Throughout Precedented Parroting, Tran’s language is precise and lucid, though not devoid of play: lines like “If you can’t say / country // without conjuring / soil / and sea” and “Boon of a breeze // carried     a feather //and father” evince skillful attention to the way alliteration, slant rhyme, and assonance might forge associations and facilitate unforeseen connections or surprising shifts through time and space. In another poem, an egret is anagrammatically reconfigured into a sigil of regret while the speaker’s thoughts “scatter like sandpipers”—one can’t help but read these moments as Tran’s intertextual nods to poems by Derek Walcott and Elizabeth Bishop. The collection encompasses a gamut of stanzaic and lineal approaches to the page, from left-margin-aligned shorter lyrics like “Buttercups in Foil on the Windowsill” and “Sonnet for a Sharp-Toothed Dreamer” to poems like “Yesterday’s Bread” and “Corvid Vision,” whose typographic arrangement make of their white space a sort of field, or perhaps a sky, recalling Denise Levertov’s notion that a poem’s lineation and spacing might be a means of intonating its language and scoring the reader’s breath. In all cases, Tran is attentive to the ways in which a poem’s form might metaphorize or extend its content: a poem about family photo albums, “Unframed,” is formatted in justified lines, its blocky appearance suggesting the very photos it considers.

“Between / beginnings know // there are endings  Many / endings,” Tran observes. Precedented Parroting begins with a trio of epigraphs drawn from Dickinson, Darwin, and perhaps most strikingly, the African grey parrot Alex, whose legacy, is still debated among animal psychologists.
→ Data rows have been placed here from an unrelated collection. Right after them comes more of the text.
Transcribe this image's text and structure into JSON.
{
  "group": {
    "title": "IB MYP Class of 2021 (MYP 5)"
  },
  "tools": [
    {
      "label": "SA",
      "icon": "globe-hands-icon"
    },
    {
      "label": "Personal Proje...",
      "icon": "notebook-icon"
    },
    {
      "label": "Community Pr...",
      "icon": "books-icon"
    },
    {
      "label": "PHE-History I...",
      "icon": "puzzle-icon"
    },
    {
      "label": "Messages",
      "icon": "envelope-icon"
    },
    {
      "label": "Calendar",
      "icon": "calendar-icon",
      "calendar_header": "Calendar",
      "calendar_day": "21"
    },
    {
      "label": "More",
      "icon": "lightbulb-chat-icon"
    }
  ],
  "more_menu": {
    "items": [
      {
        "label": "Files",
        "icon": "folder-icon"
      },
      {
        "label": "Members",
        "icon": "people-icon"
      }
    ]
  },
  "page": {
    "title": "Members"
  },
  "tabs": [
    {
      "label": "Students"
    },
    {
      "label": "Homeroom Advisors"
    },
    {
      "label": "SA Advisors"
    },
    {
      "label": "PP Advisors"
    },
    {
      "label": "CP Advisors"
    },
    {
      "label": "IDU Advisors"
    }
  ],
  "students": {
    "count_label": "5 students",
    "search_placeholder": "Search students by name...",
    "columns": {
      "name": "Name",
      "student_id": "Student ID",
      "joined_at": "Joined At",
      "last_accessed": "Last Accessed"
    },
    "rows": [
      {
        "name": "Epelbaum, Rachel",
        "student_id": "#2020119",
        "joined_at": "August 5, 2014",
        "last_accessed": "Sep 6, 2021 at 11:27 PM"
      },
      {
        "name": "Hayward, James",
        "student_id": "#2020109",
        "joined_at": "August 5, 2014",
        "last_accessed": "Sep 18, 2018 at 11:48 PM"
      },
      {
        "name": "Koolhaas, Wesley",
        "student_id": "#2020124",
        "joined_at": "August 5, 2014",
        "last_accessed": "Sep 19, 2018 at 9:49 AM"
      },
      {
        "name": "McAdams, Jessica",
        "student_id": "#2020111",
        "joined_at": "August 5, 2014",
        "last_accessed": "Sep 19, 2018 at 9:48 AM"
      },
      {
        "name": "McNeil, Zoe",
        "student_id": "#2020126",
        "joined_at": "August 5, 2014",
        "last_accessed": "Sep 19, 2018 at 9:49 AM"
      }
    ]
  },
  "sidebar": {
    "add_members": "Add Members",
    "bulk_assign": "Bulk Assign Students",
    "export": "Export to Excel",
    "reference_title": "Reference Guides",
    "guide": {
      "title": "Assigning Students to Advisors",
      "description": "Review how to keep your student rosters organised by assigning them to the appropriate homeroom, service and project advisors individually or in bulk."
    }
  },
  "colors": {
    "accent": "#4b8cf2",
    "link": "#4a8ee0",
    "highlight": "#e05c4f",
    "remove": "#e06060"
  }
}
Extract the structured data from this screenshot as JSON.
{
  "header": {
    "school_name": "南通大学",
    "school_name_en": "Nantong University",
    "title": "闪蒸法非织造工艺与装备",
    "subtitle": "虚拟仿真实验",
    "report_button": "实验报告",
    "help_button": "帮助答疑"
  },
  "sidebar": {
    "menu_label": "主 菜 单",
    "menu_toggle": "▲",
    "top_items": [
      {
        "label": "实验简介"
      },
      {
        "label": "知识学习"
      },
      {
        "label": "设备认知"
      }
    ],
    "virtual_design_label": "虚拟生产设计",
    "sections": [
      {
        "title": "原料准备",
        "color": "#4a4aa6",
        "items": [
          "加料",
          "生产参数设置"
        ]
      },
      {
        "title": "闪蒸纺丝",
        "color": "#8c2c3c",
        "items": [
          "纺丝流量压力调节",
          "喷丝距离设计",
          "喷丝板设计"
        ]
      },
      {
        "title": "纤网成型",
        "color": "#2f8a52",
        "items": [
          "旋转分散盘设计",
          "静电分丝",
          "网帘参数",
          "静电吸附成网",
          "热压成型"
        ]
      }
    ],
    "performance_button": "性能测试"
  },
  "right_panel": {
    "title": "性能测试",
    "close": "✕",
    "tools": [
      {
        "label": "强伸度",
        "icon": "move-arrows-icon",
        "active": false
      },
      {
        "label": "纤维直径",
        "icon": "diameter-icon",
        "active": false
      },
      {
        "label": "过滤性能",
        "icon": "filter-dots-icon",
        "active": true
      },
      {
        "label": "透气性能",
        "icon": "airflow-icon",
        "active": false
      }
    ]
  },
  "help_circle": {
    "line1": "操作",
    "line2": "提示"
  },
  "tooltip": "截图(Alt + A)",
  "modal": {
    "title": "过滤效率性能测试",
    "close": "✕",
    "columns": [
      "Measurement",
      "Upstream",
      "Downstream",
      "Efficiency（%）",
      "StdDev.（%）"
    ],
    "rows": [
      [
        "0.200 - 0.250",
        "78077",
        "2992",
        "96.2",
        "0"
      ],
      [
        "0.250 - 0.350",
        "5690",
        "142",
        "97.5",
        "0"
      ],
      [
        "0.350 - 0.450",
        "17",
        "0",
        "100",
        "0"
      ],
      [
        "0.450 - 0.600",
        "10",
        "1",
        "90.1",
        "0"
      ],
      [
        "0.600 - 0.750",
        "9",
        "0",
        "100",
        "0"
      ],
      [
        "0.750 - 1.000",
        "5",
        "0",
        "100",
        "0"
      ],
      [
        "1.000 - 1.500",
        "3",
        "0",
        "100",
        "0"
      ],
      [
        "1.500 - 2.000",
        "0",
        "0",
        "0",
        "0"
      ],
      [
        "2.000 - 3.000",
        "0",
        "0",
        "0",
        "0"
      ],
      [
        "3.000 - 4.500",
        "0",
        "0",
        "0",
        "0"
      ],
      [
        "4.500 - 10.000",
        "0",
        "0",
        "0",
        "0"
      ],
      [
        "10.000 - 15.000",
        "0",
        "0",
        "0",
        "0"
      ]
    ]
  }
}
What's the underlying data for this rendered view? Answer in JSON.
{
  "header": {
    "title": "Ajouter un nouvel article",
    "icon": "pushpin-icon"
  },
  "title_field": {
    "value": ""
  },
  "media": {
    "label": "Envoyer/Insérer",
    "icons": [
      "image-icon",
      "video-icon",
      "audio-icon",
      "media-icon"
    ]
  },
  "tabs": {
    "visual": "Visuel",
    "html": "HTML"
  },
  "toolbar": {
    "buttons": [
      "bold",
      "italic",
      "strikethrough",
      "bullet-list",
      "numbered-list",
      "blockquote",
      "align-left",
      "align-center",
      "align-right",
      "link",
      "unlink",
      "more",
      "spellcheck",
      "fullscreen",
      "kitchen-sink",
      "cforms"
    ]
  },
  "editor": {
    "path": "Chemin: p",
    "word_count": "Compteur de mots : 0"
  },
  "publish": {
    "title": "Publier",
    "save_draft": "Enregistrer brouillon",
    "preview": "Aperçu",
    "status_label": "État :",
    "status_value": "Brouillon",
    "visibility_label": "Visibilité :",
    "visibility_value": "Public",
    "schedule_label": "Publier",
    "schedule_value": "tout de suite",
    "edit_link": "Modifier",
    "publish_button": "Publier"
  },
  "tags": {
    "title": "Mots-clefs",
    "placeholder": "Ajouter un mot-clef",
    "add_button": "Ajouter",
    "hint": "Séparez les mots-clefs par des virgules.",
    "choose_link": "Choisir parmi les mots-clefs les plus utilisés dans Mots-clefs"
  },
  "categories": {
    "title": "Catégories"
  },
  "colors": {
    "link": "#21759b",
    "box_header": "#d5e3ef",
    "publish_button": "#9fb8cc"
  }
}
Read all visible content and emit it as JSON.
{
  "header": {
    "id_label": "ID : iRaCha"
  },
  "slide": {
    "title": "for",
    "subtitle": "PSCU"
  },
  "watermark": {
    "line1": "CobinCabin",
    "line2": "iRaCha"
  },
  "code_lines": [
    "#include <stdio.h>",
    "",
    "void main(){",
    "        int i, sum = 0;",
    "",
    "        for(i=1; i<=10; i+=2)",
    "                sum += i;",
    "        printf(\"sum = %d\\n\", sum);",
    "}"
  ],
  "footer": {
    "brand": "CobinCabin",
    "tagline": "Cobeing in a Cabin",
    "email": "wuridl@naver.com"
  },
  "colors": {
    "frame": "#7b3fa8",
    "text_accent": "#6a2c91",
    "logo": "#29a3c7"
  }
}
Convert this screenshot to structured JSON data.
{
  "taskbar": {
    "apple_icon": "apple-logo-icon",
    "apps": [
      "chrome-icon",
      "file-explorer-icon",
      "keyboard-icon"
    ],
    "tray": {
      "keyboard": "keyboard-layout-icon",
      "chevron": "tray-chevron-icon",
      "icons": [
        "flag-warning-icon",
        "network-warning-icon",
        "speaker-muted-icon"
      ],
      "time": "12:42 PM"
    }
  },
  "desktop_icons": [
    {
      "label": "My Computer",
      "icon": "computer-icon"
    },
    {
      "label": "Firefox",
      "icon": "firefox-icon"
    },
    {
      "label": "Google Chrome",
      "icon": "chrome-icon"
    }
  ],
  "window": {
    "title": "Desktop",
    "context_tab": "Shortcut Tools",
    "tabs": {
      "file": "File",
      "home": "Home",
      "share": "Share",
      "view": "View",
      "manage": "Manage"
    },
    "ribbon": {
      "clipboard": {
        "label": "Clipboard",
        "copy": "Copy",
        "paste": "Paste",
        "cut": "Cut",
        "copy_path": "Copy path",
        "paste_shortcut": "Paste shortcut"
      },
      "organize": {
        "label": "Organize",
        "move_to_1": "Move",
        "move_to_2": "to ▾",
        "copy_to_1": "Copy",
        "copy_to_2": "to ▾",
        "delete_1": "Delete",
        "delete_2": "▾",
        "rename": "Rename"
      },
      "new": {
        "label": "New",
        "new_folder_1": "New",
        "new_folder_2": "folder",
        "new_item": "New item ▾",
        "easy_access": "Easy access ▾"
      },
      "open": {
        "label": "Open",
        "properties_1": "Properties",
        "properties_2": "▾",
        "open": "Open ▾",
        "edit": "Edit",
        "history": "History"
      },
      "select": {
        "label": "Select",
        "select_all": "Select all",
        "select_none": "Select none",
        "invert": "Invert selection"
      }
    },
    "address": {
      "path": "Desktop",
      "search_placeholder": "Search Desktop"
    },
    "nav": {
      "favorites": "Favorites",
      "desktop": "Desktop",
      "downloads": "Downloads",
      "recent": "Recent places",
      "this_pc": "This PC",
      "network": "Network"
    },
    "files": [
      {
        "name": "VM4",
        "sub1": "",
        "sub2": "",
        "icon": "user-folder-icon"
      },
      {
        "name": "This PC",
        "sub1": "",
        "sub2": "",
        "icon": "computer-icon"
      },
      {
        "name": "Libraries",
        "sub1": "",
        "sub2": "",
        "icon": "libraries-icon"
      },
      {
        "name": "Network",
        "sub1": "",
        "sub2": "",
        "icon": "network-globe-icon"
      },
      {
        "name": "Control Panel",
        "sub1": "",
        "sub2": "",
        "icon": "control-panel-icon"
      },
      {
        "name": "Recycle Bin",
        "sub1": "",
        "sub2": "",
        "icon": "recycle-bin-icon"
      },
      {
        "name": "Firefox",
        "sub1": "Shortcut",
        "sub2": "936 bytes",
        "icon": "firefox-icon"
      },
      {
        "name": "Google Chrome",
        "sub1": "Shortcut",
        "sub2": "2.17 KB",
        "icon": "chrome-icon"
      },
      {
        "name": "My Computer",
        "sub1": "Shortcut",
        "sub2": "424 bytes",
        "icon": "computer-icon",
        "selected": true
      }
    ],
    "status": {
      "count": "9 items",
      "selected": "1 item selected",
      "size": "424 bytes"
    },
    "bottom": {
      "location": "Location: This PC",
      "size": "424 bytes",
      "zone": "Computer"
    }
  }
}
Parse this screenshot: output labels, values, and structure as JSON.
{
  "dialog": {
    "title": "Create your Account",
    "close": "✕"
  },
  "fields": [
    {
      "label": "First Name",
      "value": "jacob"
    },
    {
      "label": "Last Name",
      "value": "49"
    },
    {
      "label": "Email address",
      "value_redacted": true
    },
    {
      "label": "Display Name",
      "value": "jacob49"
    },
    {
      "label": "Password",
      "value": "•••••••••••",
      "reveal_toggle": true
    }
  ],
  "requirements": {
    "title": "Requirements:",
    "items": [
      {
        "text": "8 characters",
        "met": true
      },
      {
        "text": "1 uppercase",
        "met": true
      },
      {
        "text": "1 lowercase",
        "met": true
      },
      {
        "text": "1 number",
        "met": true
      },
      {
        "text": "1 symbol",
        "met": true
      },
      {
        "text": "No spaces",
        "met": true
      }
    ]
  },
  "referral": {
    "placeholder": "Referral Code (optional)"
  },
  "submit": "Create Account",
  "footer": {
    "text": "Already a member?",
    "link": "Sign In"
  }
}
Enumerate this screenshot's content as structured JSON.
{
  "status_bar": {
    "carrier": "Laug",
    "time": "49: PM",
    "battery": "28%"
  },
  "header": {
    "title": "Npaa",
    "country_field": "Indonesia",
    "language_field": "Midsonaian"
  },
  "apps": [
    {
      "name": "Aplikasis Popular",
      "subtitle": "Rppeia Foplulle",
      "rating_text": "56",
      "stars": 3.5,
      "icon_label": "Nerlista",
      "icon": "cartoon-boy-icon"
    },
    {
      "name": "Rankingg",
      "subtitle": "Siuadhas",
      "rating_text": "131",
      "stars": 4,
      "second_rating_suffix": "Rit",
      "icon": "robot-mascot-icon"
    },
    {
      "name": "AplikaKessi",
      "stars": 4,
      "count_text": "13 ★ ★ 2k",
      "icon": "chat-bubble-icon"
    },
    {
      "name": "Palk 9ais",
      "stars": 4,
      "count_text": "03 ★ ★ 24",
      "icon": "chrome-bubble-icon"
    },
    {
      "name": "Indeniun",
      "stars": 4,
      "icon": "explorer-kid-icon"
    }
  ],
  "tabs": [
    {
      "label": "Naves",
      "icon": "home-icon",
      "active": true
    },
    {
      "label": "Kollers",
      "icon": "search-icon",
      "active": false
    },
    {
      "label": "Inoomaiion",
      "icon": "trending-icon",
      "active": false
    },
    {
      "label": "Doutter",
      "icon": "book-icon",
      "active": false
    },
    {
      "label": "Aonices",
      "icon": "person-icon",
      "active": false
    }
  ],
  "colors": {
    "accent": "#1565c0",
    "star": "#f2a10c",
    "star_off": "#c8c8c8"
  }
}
Alex famously asked “What colour?” after seeing his own reflection in a mirror—a question which recurs later in Tran’s book (in the voice of the linguist Guy Deutscher asking his young daughter to describe the hue of the sky). Alex’s query might seem simple, but gathers profundity when considered in the context of what it means to not only truly recognize the self but also to honestly confront the matrices of memory, history and language in which it is situated—a task at which Tran has poignantly excelled. Tran offers her answer to the parrot’s question in the collection’s final poem, when the speaker declares, “I am the colour / of all things // On my one eye / sits the world.”

 

Michael Prior's most recent book of poems, Burning Province, won the Canada-Japan Literary Award and the BC & Yukon Book Prizes' Dorothy Livesay Poetry Prize. He is the recipient of fellowships from the Amy Clampitt Residency, the New York Public Library’s Cullman Center, the Jerome Foundation, and Hawthornden Literary Retreat. Michael's poems have appeared in places like Poetry, The New Republic, Kenyon Review, PN Review, Global Poetry AnthologyResisting Canada, and the Academy of American Poets' Poem-A-Day series. He edits the Véhicule Press poetry imprint, Signal Editions.